Proje Bazlı Teşvik: Sanayi ve Teknoloji Bakanlığı’nın onayladığı Proje Bazlı Yatırım Teşviği‘nden yararlanılacak.
Finans Hattı Yorum:
ASELSAN’ın bu 1,5 milyar dolarlık yatırımı, sadece bir kapasite artışından çok daha fazlasını, şirketin bir sonraki lige yükselme stratejisini ifade ediyor. Bu hamlenin finansal ve stratejik okuması şöyledir:
1. “Miktar Liderliğinden” “Pazar Liderliğine”: ASELSAN, bugüne kadar geliştirdiği yüksek teknolojili ürünlerle teknik yetkinliğini kanıtladı. Ancak bu yatırımın ana odağı “seri üretim kapasitesi”. Bu, şirketin artık sadece “prototip üreten” veya “butik üretim yapan” bir teknoloji şirketi olmaktan çıkıp, küresel pazarlarda ABD’li, Avrupalı ve İsrailli rakipleriyle adet ve teslimat hızı bazında rekabet edebilecek bir “endüstriyel deve” dönüştüğünün en net işaretidir.
2. Hava Savunma Sistemleri (ÇELİKKUBBE) Stratejik Odak Noktası: Yatırımın özellikle hava savunma sistemlerine odaklanması tesadüf değildir. Ukrayna savaşının da gösterdiği gibi, modern savaşların en kritik bileşeni hava savunmasıdır. ASELSAN, bu alanda yarattığı ürün ailesiyle (Hisar, Siper vb.) hem Türkiye’nin katmanlı hava savunma ihtiyacını karşılama hem de bu alanda dünyanın en büyük ihracatçılarından biri olma potansiyelini görüyor. Bu yatırım, bu potansiyeli gerçeğe dönüştürme hamlesidir.
3. Akıllı ve Sürdürülebilir Finansman Modeli: Yatırımcılar için en önemli mesaj, bu devasa harcamanın finansman modelindedir. ASELSAN, bu yatırımı yapmak için hissedarlarından ek sermaye istemeyeceğini (bedelli sermaye artırımı yapmayacağını), aksine süreci kendi kârlılığı, devlet teşvikleri ve akılcı bir varlık yönetimi (eski yerleşkenin değerlendirilmesi) ile yöneteceğini açıkça belirtmiştir. Bu, yatırımın getireceği büyümenin mevcut hissedarların payını sulandırmadan gerçekleşeceği ve şirketin mali disiplinini koruyacağı anlamına gelir.

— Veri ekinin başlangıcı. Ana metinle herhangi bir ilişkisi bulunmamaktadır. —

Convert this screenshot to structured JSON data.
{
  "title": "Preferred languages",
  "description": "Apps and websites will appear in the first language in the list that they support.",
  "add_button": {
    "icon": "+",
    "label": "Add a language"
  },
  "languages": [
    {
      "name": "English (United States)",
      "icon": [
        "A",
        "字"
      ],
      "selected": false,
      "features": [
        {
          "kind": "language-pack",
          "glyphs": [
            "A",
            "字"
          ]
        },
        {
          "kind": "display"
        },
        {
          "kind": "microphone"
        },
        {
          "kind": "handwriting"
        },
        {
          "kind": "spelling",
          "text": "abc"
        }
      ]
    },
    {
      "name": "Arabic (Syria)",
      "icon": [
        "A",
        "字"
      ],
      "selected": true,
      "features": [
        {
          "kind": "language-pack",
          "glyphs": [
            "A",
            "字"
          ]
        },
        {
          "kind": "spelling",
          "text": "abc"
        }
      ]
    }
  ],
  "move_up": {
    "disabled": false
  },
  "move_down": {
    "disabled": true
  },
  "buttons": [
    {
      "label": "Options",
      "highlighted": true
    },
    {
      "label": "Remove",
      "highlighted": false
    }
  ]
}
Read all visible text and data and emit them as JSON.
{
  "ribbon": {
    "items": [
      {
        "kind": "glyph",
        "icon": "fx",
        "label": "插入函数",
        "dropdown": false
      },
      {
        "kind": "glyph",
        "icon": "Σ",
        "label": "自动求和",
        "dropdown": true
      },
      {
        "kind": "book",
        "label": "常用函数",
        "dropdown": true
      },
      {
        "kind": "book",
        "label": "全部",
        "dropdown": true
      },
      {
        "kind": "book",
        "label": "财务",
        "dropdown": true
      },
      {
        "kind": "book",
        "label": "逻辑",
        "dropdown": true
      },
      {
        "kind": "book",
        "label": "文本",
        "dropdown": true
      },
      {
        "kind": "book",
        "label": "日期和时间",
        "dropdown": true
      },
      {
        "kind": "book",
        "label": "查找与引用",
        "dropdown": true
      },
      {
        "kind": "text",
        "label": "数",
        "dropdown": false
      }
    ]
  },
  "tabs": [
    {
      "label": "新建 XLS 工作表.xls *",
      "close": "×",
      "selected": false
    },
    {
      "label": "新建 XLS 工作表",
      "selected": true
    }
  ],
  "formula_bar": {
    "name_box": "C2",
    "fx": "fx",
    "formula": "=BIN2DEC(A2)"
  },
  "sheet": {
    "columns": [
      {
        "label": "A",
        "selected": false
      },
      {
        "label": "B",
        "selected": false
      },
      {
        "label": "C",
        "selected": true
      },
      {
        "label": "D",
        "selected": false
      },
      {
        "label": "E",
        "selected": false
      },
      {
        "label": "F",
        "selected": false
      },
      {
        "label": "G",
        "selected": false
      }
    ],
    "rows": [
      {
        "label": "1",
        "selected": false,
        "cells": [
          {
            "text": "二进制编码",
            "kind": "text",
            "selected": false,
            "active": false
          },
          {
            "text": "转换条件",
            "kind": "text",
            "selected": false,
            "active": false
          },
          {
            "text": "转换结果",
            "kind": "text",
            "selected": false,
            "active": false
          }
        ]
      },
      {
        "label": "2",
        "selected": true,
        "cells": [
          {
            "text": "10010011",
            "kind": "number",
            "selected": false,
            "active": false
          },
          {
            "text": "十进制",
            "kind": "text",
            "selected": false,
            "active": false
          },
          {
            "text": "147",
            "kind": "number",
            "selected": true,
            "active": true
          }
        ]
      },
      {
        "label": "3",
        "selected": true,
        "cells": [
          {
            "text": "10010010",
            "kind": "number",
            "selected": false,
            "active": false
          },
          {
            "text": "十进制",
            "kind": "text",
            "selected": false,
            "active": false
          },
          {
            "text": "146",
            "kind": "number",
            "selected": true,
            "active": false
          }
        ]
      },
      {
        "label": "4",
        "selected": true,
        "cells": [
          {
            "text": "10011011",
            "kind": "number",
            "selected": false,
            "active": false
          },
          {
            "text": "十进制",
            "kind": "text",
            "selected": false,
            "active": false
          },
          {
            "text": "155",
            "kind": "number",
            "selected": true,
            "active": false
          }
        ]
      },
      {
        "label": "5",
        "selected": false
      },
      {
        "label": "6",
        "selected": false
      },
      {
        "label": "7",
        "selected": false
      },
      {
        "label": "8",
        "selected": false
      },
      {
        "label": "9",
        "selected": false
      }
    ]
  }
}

4. Uzun Vadeli Değer Yaratma: Bu yatırımın meyveleri hemen yarın toplanmayacak. Ancak tamamlandığında, ASELSAN’ın gelirlerini, kârlılığını, ihracat potansiyelini ve dolayısıyla piyasa değerini katlanarak artırma potansiyeline sahiptir. Bu, kısa vadeli dalgalanmalardan ziyade, şirketin uzun vadeli büyüme hikayesine inanan yatırımcılar için bugüne kadar açıklanmış en güçlü ve en somut katalizördür.